At 24 weeks, 33.8% of patients in chronic-phase CML, who had received previous treatment with imatinib, had a major cytogenetic response (MCyR). At a minimum follow-up of 23 months, 53.4% of patients achieved an MCyR, and of this cohort, approximately half (52.8%) had an MCyR that was sustained for at least 18 months. The median duration of MCyR has not reached for this group.

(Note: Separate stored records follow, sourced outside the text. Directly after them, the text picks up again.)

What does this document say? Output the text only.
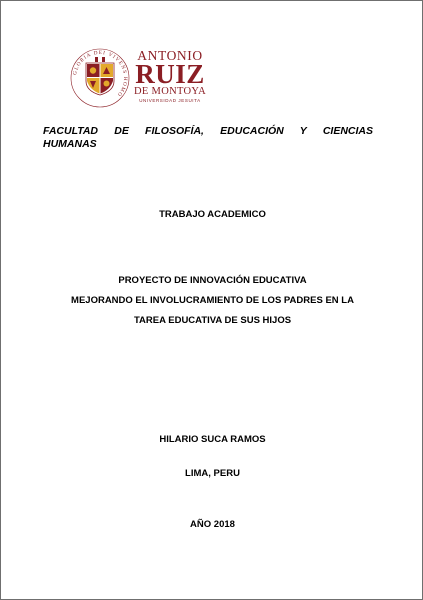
GLORIA DEI VIVENS HOMO
ANTONIO
RUIZ
DE MONTOYA
UNIVERSIDAD JESUITA
FACULTAD DE FILOSOFÍA, EDUCACIÓN Y CIENCIAS
HUMANAS
TRABAJO ACADEMICO
PROYECTO DE INNOVACIÓN EDUCATIVA
MEJORANDO EL INVOLUCRAMIENTO DE LOS PADRES EN LA
TAREA EDUCATIVA DE SUS HIJOS
HILARIO SUCA RAMOS
LIMA, PERU
AÑO 2018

Among patients with chronic-phase CML who had been treated with imatinib and at least 1 other tyrosine kinase inhibitor (n=108), the MCyR by 24 weeks was 26.9%. With a minimum follow-up of 13 months, 32.4% achieved an MCyR, and of this group, 51.4% had an MCyR that lasted for at least 9 months. The median duration has also not been reached for this cohort.

Only 4% (n=16) of patients transformed from chronic phase to the advanced or blast phase during treatment with bosutinib.

Adverse events were similar to what has previously been reported for this agent, with the most common being diarrhea, nausea, vomiting, rash, headache, and fatigue. Grade 3/4 hematologic effects included thrombocytopenia, neutropenia, and anemia, but all were usually transient.

In August 2011, the European Medicines Agency (EMA) accepted bosutinib for review as a treatment for adult patients with newly diagnosed Ph+ CML in the chronic phase. Pfizer is now currently in discussions with the EMA to revise the indication for bosutinib in its marketing authorization application. The new plan is to seek regulatory approval that will focus on previously treated adult patients with chronic-, accelerated-, and blast-phase Ph+ CML.